Build the Forward-Looking Structure

Create the forecasts, reporting views, dashboards, and rhythms needed to connect finance with operations.

Support Leadership Through Monthly Execution

Use strategy sessions, sync calls, accountability, forecast updates, and CFO guidance to keep decisions moving before issues become urgent.

Fractional CFO Services for Restoration Companies Should Create Control, Not More Guesswork

If your restoration company is growing, the next stage of pressure may not show up as one obvious problem.

It may show up as delayed billing, aging receivables, unclear job margins, TPA work that creates volume but drags margin, reconstruction work that does not convert to cash fast enough, or leaders making decisions from different versions of the numbers.

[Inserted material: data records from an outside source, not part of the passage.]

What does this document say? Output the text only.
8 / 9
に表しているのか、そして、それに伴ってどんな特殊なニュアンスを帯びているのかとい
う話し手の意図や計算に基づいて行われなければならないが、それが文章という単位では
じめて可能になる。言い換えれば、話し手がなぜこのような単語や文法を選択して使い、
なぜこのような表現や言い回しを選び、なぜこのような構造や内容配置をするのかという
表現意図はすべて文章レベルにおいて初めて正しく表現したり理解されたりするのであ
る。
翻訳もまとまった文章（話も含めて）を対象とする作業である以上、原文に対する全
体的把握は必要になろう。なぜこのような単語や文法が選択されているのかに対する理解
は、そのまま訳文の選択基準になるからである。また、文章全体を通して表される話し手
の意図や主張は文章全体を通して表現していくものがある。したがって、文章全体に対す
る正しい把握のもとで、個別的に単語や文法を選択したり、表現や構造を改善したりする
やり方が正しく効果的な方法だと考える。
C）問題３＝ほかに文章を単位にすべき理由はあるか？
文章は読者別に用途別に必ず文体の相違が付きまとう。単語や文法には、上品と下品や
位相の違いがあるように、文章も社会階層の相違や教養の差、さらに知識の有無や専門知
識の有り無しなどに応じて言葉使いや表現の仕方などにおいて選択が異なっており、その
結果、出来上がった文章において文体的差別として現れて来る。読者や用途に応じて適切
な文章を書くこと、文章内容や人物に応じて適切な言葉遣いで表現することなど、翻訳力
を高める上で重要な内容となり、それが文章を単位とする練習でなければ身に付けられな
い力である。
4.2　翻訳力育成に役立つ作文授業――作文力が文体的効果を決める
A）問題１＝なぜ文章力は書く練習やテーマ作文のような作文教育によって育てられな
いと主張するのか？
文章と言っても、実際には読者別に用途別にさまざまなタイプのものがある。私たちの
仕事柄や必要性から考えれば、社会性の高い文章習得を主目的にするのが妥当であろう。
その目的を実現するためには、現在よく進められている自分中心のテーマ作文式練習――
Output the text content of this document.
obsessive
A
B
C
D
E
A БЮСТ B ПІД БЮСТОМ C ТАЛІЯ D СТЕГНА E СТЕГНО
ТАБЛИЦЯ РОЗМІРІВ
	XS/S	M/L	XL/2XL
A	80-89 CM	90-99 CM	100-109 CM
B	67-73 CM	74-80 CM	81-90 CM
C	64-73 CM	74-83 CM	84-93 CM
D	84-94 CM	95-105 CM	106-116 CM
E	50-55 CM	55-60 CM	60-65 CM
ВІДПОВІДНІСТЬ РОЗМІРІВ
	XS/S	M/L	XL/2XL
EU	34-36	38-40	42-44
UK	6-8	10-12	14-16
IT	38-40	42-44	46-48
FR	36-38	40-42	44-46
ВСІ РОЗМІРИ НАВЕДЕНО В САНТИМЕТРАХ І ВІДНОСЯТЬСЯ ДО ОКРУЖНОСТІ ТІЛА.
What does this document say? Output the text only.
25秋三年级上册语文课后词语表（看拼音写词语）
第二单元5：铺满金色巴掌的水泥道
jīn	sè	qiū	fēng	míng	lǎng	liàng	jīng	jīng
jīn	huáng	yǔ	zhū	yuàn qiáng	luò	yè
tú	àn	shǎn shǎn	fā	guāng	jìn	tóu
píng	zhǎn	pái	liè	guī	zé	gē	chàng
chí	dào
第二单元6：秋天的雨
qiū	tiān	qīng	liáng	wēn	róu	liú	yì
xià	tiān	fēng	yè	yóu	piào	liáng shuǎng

Fractional CFO services for restoration companies help owners build the cash visibility, WIP discipline, receivables insight, job profitability clarity, forecasting, and leadership rhythm needed to understand which work supports the business, which work creates pressure, and what needs to change next.

Resources for Growing Restoration Companies

What Does a Fractional CFO Do for a Restoration Company?

A fractional CFO helps a restoration company use its financial data to make better decisions about cash flow, WIP, receivables, job profitability, production capacity, work mix, and growth. The role goes beyond reporting past results—it focuses on helping leadership understand what the numbers mean and what actions to take next.

When Does a Restoration Company Need a Fractional CFO?

A restoration company may need CFO-level support when revenue is $10M+ but the owner still lacks a clear, reliable view of cash timing, job margins, WIP, claim age, supplements, TPA/program work, hiring, equipment, or forecasting. The need usually becomes clear when reports exist but decision-making still depends heavily on the owner.

How Can a Fractional CFO Help With Restoration Cash Flow?

A fractional CFO helps restoration companies understand where cash is coming from, where it is delayed, and what may create future pressure. This often includes analyzing carrier payments, customer collections, supplements, claim age, job closeout timing, payroll, vendor payments, equipment costs, and line-of-credit usage.

How Does CFO Support Help With WIP and Job Profitability?

CFO support helps leadership see where jobs stand financially as they move through mitigation, rebuild, billing, supplement review, and collection. This visibility makes it easier to determine whether margins are holding, which jobs are slowing cash flow, and where financial reporting needs to better align with operations.

Can a Profitable Restoration Company Still Have Cash Flow Problems?

Yes. A restoration company can show profit on the P&L while still experiencing cash flow pressure. Cash may be tied up in aging receivables, delayed carrier payments, supplements, WIP, job closeout delays, payroll, equipment expenses, or vendor payments. While profit and cash are related, they are not the same.

How Does a Fractional CFO Help Evaluate TPA or Program Work?

A fractional CFO helps evaluate TPA or program work by looking beyond revenue volume. The key question is whether the work supports margins, payment timing, production capacity, cash flow, and leadership priorities. Some volume strengthens the business, while other volume may create strain.

Is a Fractional CFO Different from a Bookkeeper or Controller?

Yes. A bookkeeper records transactions, and a controller focuses on accuracy, close processes, and accounting discipline. A fractional CFO works at a higher level, helping leadership use financial information to make forward-looking decisions about cash, profitability, people, systems, work mix, capacity, and growth.